I had this job for a bracket that needed a tight .001 tolerance on the bore. I kept cutting and measuring, cutting and measuring, and it was still off by .003 every time. After 45 minutes and 3 scrap parts, my coworker walks over and points out I had the wrong tool in the offset table. What's the longest you've chased a ghost problem like that?
Was reading through some old Machinery's Handbook I picked up at a garage sale last month. Turns out in 1980, only about 15% of shops even used G-code for their machines. Most guys were still running everything off cams and manual templates back then. It's crazy to think how far we've come in 40 years. Any of you older guys remember when shops first started switching over to CNC?
Picked up a 10-pack of $3 end mills off Amazon. First one snapped after 30 seconds on aluminum. Switched to a $18 single from a supplier I trust. Two hundred parts later and it's still cutting clean. Anyone else burn through cheap tooling then do the math on what you actually saved?

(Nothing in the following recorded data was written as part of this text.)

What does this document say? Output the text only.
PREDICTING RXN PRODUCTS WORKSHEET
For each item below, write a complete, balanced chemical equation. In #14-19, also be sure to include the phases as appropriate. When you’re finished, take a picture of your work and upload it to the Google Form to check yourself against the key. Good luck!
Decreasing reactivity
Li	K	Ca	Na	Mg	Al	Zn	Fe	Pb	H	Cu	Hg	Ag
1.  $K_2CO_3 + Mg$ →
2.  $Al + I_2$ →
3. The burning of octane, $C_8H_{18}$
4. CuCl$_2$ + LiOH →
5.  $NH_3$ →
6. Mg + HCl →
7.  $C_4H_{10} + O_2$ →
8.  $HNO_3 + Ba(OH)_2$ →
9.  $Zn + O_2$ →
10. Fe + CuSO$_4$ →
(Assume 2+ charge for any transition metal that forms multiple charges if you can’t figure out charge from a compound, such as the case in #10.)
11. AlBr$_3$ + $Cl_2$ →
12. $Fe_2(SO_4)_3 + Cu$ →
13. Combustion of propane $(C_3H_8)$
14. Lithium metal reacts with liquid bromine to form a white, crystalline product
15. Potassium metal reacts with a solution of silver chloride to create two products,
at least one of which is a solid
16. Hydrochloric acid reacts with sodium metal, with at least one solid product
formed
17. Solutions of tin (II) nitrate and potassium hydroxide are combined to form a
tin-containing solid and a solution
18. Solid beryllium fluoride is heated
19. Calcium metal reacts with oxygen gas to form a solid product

Thought it would give me a mirror finish on 6061 aluminum but instead I got chatter marks that ruined the whole part. Learned real quick that sometimes too light of a cut lets the tool rub instead of cut. Has anyone else found a sweet spot for finish passes on softer metals?
I bought a set of those coated carbide end mills for aluminum because the forum said they last longer. Turns out my old HSS bits cut just fine for what I do at my shop in Cleveland, and the carbide ones chipped on the first pass when I hit a clamp I forgot to move. Anyone else buy expensive tooling only to go back to the cheap stuff?
Been running a Haas VF-2 for 6 years and always fought with mist residue all over the enclosure, finally switched to flood with a $200 pump setup and the finish on some 6061 parts came out cleaner in one pass. Anyone else make the jump and see a big difference in tool life?